Et nous-mêmes pouvons-nous affirmer que nous sommes vraiment heureux même si nous avons du travail et de quoi vivre décemment ? Nous avons tous, en effet, qui que nous soyons, notre part d’échecs, de peines ou de souffrances… Et que dire de notre misère spirituelle, moins visible sans doute, mais toute aussi criante (si toutefois nous posons sur nous un regard lucide et sans complaisance) : notre égoïsme, notre orgueil, nos mensonges, nos lâchetés, nos infidélités bref nos refus d’aimer Dieu et notre prochain. Reconnaissons loyalement que notre manière de vivre trop souvent médiocre et superficielle est absolument incapable de combler les aspirations les plus profondes et les plus nobles de notre cœur… Oui, bien sûr, tout cela est flagrant. Mais si nous nous contentons de gémir sur les malheurs du temps ou sur la condition souvent difficile et quelquefois dramatique qui est la notre nous ne raisonnons pas en chrétiens, car nous oublions, à ce moment là une vérité capitale de notre foi (qui éclaire toutes choses d’une nouvelle lumière) c’est ce que l’Evangile n’est pas d’abord un message d’euphorie ou une sorte de drogue destinée à apaiser toutes nos angoisses et à guérir toutes nos blessures.

Au cœur de l’Évangile il y a le mystère de la Croix. Le crucifix de nos maisons ou de nos carrefours, tout comme la croix de nos tombes nous rappelle à quel prix nous avons été rachetés, sauvés par le Christ. Sans doute nous a-t-il mérité le pardon du Père et réconciliés avec Lui ; il n’en reste pas moins que nous devons accueillir ce salut toujours offert, et que nous devons y coopérer en acceptant de passer chaque jour par le chemin que Jésus nous a ouvert et qui n’est pas un chemin de velours mais un rude chemin de peines, de souffrances et d’efforts coûteux.

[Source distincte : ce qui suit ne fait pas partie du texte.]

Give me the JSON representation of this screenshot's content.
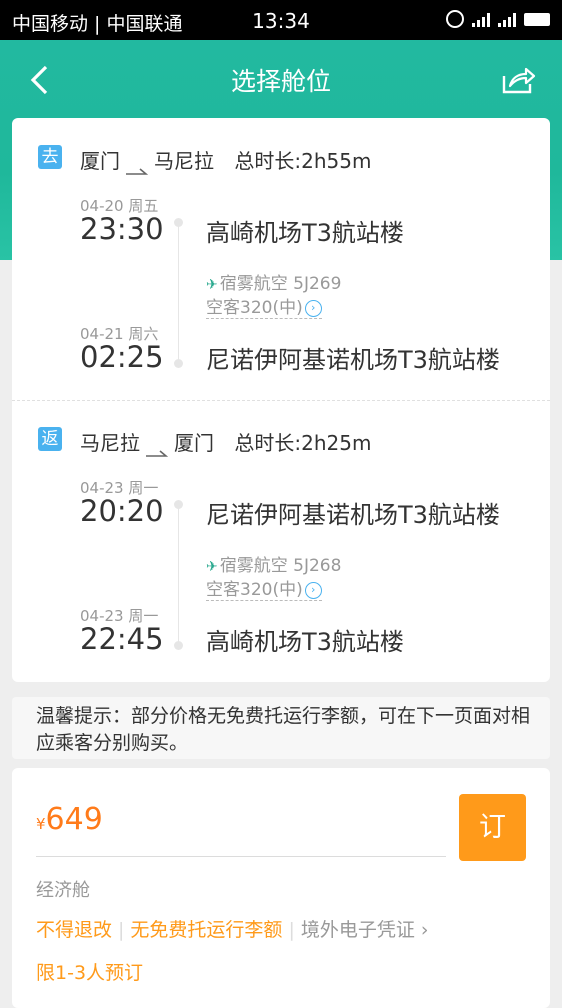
{
  "status_bar": {
    "carrier": "中国移动 | 中国联通",
    "time": "13:34",
    "network": "4G"
  },
  "header": {
    "title": "选择舱位",
    "back_icon": "chevron-left-icon",
    "share_icon": "share-icon"
  },
  "outbound": {
    "tag": "去",
    "from_city": "厦门",
    "to_city": "马尼拉",
    "duration": "总时长:2h55m",
    "dep_date": "04-20 周五",
    "dep_time": "23:30",
    "dep_airport": "高崎机场T3航站楼",
    "airline": "宿雾航空 5J269",
    "aircraft": "空客320(中)",
    "arr_date": "04-21 周六",
    "arr_time": "02:25",
    "arr_airport": "尼诺伊阿基诺机场T3航站楼"
  },
  "return": {
    "tag": "返",
    "from_city": "马尼拉",
    "to_city": "厦门",
    "duration": "总时长:2h25m",
    "dep_date": "04-23 周一",
    "dep_time": "20:20",
    "dep_airport": "尼诺伊阿基诺机场T3航站楼",
    "airline": "宿雾航空 5J268",
    "aircraft": "空客320(中)",
    "arr_date": "04-23 周一",
    "arr_time": "22:45",
    "arr_airport": "高崎机场T3航站楼"
  },
  "notice": "温馨提示：部分价格无免费托运行李额，可在下一页面对相应乘客分别购买。",
  "fare": {
    "currency": "¥",
    "price": "649",
    "book_label": "订",
    "cabin": "经济舱",
    "tags": [
      "不得退改",
      "无免费托运行李额"
    ],
    "voucher": "境外电子凭证",
    "limit": "限1-3人预订"
  },
  "colors": {
    "header": "#1fb89b",
    "accent_orange": "#ff9a1a",
    "tag_blue": "#4ab2ef"
  }
}
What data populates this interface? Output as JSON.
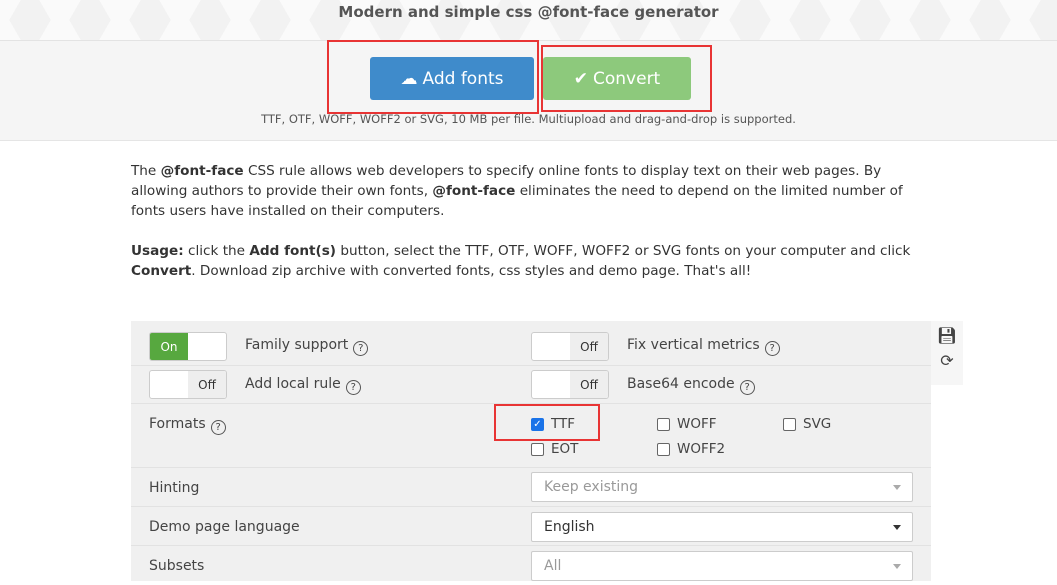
{
  "header": {
    "title": "Modern and simple css @font-face generator"
  },
  "actions": {
    "add_fonts": "Add fonts",
    "convert": "Convert",
    "note": "TTF, OTF, WOFF, WOFF2 or SVG, 10 MB per file. Multiupload and drag-and-drop is supported."
  },
  "intro": {
    "p1_bold1": "@font-face",
    "p1_a": "The ",
    "p1_b": " CSS rule allows web developers to specify online fonts to display text on their web pages. By allowing authors to provide their own fonts, ",
    "p1_bold2": "@font-face",
    "p1_c": " eliminates the need to depend on the limited number of fonts users have installed on their computers.",
    "usage_bold": "Usage:",
    "usage_a": " click the ",
    "usage_btn": "Add font(s)",
    "usage_b": " button, select the TTF, OTF, WOFF, WOFF2 or SVG fonts on your computer and click ",
    "usage_conv": "Convert",
    "usage_c": ". Download zip archive with converted fonts, css styles and demo page. That's all!"
  },
  "options": {
    "family_support": {
      "label": "Family support",
      "state": "On"
    },
    "fix_vertical": {
      "label": "Fix vertical metrics",
      "state": "Off"
    },
    "local_rule": {
      "label": "Add local rule",
      "state": "Off"
    },
    "base64": {
      "label": "Base64 encode",
      "state": "Off"
    },
    "formats_label": "Formats",
    "formats": [
      {
        "label": "TTF",
        "checked": true
      },
      {
        "label": "WOFF",
        "checked": false
      },
      {
        "label": "SVG",
        "checked": false
      },
      {
        "label": "EOT",
        "checked": false
      },
      {
        "label": "WOFF2",
        "checked": false
      }
    ],
    "hinting": {
      "label": "Hinting",
      "value": "Keep existing"
    },
    "demo_lang": {
      "label": "Demo page language",
      "value": "English"
    },
    "subsets": {
      "label": "Subsets",
      "value": "All"
    },
    "help": "?"
  },
  "colors": {
    "add": "#3f8bcb",
    "convert": "#8dc97c",
    "on": "#57a83f",
    "highlight": "#e83434"
  }
}
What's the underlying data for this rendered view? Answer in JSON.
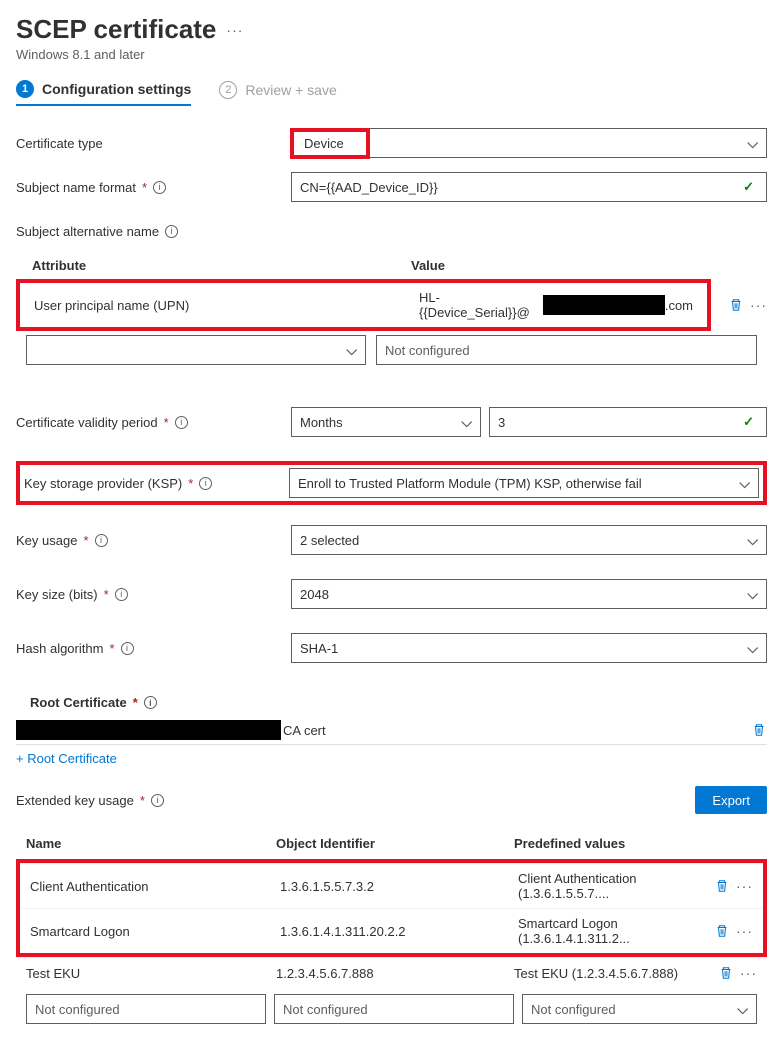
{
  "header": {
    "title": "SCEP certificate",
    "subtitle": "Windows 8.1 and later"
  },
  "steps": {
    "s1": {
      "num": "1",
      "label": "Configuration settings"
    },
    "s2": {
      "num": "2",
      "label": "Review + save"
    }
  },
  "cert_type": {
    "label": "Certificate type",
    "value": "Device"
  },
  "subject_name": {
    "label": "Subject name format",
    "value": "CN={{AAD_Device_ID}}"
  },
  "san": {
    "label": "Subject alternative name",
    "cols": {
      "attr": "Attribute",
      "val": "Value"
    },
    "row1": {
      "attr": "User principal name (UPN)",
      "val_prefix": "HL-{{Device_Serial}}@",
      "val_suffix": ".com"
    },
    "placeholder_val": "Not configured"
  },
  "validity": {
    "label": "Certificate validity period",
    "unit": "Months",
    "value": "3"
  },
  "ksp": {
    "label": "Key storage provider (KSP)",
    "value": "Enroll to Trusted Platform Module (TPM) KSP, otherwise fail"
  },
  "key_usage": {
    "label": "Key usage",
    "value": "2 selected"
  },
  "key_size": {
    "label": "Key size (bits)",
    "value": "2048"
  },
  "hash": {
    "label": "Hash algorithm",
    "value": "SHA-1"
  },
  "root_cert": {
    "label": "Root Certificate",
    "suffix": "CA cert",
    "add": "+ Root Certificate"
  },
  "eku": {
    "label": "Extended key usage",
    "export": "Export",
    "cols": {
      "name": "Name",
      "oid": "Object Identifier",
      "pred": "Predefined values"
    },
    "rows": [
      {
        "name": "Client Authentication",
        "oid": "1.3.6.1.5.5.7.3.2",
        "pred": "Client Authentication (1.3.6.1.5.5.7...."
      },
      {
        "name": "Smartcard Logon",
        "oid": "1.3.6.1.4.1.311.20.2.2",
        "pred": "Smartcard Logon (1.3.6.1.4.1.311.2..."
      },
      {
        "name": "Test EKU",
        "oid": "1.2.3.4.5.6.7.888",
        "pred": "Test EKU (1.2.3.4.5.6.7.888)"
      }
    ],
    "placeholder": "Not configured"
  }
}
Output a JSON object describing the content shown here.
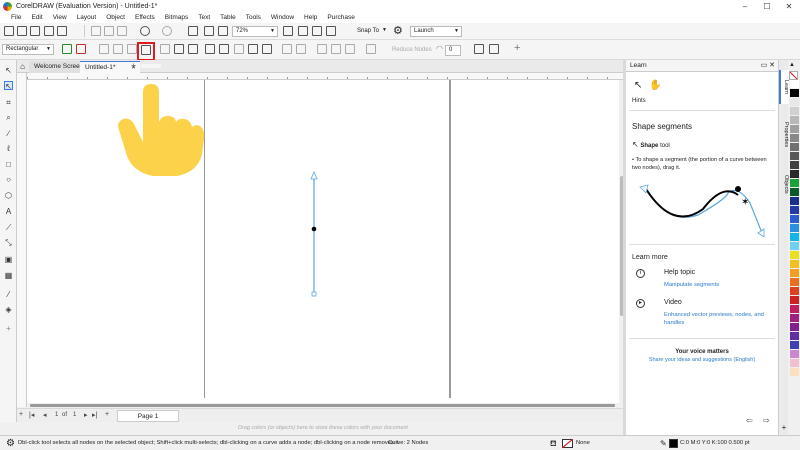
{
  "window": {
    "title": "CorelDRAW (Evaluation Version) - Untitled-1*",
    "minimize": "–",
    "maximize": "☐",
    "close": "✕"
  },
  "menu": [
    "File",
    "Edit",
    "View",
    "Layout",
    "Object",
    "Effects",
    "Bitmaps",
    "Text",
    "Table",
    "Tools",
    "Window",
    "Help",
    "Purchase"
  ],
  "toolbar1": {
    "zoom_value": "72%",
    "snap_to": "Snap To",
    "launch": "Launch"
  },
  "toolbar2": {
    "mode_value": "Rectangular",
    "reduce_nodes": "Reduce Nodes",
    "smoothness_value": "0"
  },
  "doc_tabs": {
    "welcome": "Welcome Screen",
    "active": "Untitled-1*",
    "add": "+"
  },
  "pagebar": {
    "page_of": "1",
    "of_label": "of",
    "page_total": "1",
    "page_tab": "Page 1"
  },
  "drag_hint": "Drag colors (or objects) here to store these colors with your document",
  "learn": {
    "header": "Learn",
    "hints": "Hints",
    "title": "Shape segments",
    "tool_bold": "Shape",
    "tool_rest": "tool",
    "bullet": "To shape a segment (the portion of a curve between two nodes), drag it.",
    "learn_more": "Learn more",
    "help_topic": "Help topic",
    "help_link": "Manipulate segments",
    "video": "Video",
    "video_link": "Enhanced vector previews, nodes, and handles",
    "voice_title": "Your voice matters",
    "voice_link": "Share your ideas and suggestions (English)"
  },
  "side_tabs": [
    "Learn",
    "Properties",
    "Objects"
  ],
  "status": {
    "hint": "Dbl-click tool selects all nodes on the selected object; Shift+click multi-selects; dbl-clicking on a curve adds a node; dbl-clicking on a node removes it",
    "object_info": "Curve: 2 Nodes",
    "fill": "None",
    "outline": "C:0 M:0 Y:0 K:100  0.500 pt"
  },
  "colors": {
    "accent": "#3b7dd8",
    "highlight": "#e01b24",
    "hand": "#fbd24a",
    "curve": "#5aa7e0",
    "link": "#2b79c9",
    "palette": [
      "#ffffff",
      "#000000",
      "#e8e8e8",
      "#d0d0d0",
      "#b8b8b8",
      "#a0a0a0",
      "#888888",
      "#707070",
      "#585858",
      "#404040",
      "#2a2a2a",
      "#1ea03a",
      "#0d5a2a",
      "#1b2f8a",
      "#233aa8",
      "#2b5fd0",
      "#2a8fe0",
      "#14b4e8",
      "#6fd0f0",
      "#e8e020",
      "#f0c020",
      "#f0a020",
      "#e87020",
      "#e04020",
      "#d02020",
      "#c02060",
      "#a02080",
      "#802090",
      "#6030a0",
      "#4040b0",
      "#cc88cc",
      "#f0c0d0",
      "#f8e0c0"
    ]
  }
}
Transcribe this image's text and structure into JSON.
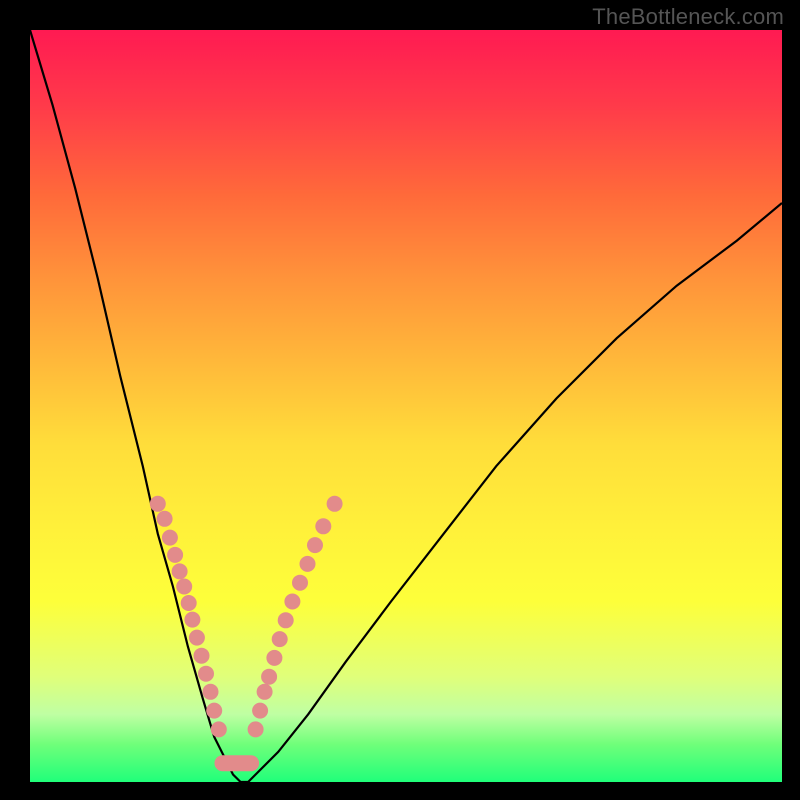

Lui-même, d’ailleurs, nous a bien prévenus « Celui qui veut venir à ma suite, qu’il prenne sa croix, chaque jour et qu’il me suive… » C’est ce que nous faisons toutes les fois que nous unissons au Sacrifice de Jésus l’offrande de tout ce qui est pénible, de tout ce qui est douloureux dans nos vies et aussi de tout ce qui nous coûte pour aimer Dieu et notre prochain. Cela, il ne faut jamais le perdre de vue, et cependant Jésus nous assure que nous sommes neuf fois heureux. Ça devrait tout de même nous faire réfléchir d’autant plus que ces premiers mots du message divin sont aussi les derniers et, c’est là le grand secret qui devrait en toutes circonstances, mais surtout au sein de l’épreuve, gonfler notre cœur d’une invincible espérance.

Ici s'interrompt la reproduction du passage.